# North Carolina new marlin record



## bluffman2 (Nov 22, 2007)

Blue weighed in at 1228.5 in the pirates cove tourney...(OBX) caught aboard the Mimi out of Ft. Lauderdale, Fl.



















more pics at the homepage to this site

http://reelbuzz.com/fishreports/fishnfool/reply.asp?ID=7909&Reply=7909


----------



## reelfinatical (Sep 30, 2007)

Capt Mike King (at the helm) is from my homeKure Beach (NC). =) woot woot! Way to represent! lol

More pics from FryingPanTower.com:


----------



## the donkey (Jun 3, 2008)

Sweet lord what a badass fish! And why do we still have kill tournaments, again?


----------



## JoshH (Sep 28, 2007)

It was caught on a Black Bart breakfast, on 80 pound tackle.


----------



## bluffman2 (Nov 22, 2007)

> *the donkey (8/16/2008)*Sweet lord what a badass fish! And why do we still have kill tournaments, again?


that was the only one brought in......$493.000.00 and so its known, there were 103 billfish releasedduring this tourney(23 being blue marlin)and only 1 weighed in.....thats a 96% release rate on blues and 100% release on whites and sails.......


----------



## John B. (Oct 2, 2007)

dang what a fish...

thanks for posting the math Bluffman!:clap


----------



## Caspr21 (Oct 4, 2007)

> *bluffman2 (8/16/2008)*
> 
> 
> > *the donkey (8/16/2008)*Sweet lord what a badass fish! And why do we still have kill tournaments, again?
> ...


good god, now where all the bills are. They are in the atlantic!:doh I bet in the gulf we havent had 103 billfish tagged TOTAL in all the touries this year. That is one stud of a fish!


----------



## sirmashalot (May 13, 2008)

the top three boats in the tournament were spencer boats


----------



## redeyes (Jan 14, 2008)

Hell of a fish...but it looks mutilated


----------



## Chris Hood (Mar 13, 2008)

The hole in the fish's side is where the angler punched through and ripped the Marlin's heart out....he did that instead of using a bat.


----------



## Chris V (Oct 18, 2007)

> *Chris Hood (8/18/2008)*The hole in the fish's side is where the angler punched through and ripped the Marlin's heart out....he did that instead of using a bat.


I've done that a few times myself. It always brings a much more satisfying feeling.

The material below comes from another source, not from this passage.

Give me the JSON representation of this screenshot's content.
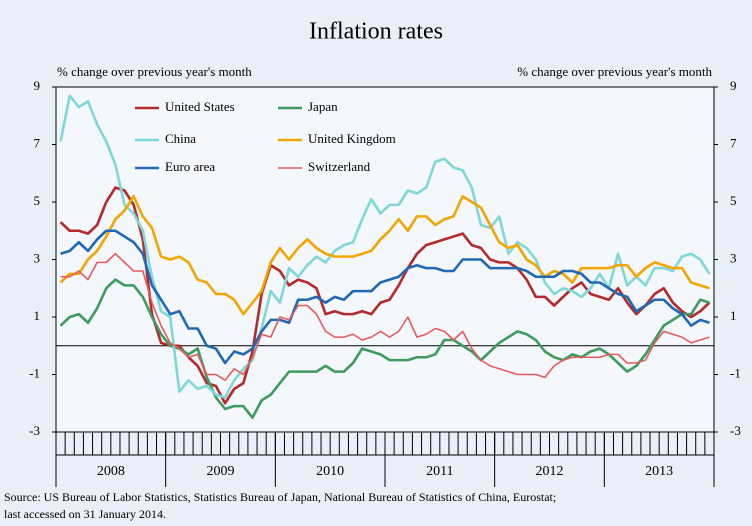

Thats a pretty big fish by the way


----------



## Chris Hood (Mar 13, 2008)

> *tunapopper (8/18/2008)*
> 
> 
> > *Chris Hood (8/18/2008)*The hole in the fish's side is where the angler punched through and ripped the Marlin's heart out....he did that instead of using a bat.
> ...


I agree its damn satisfying but at the same time that bat sure is liberating too


----------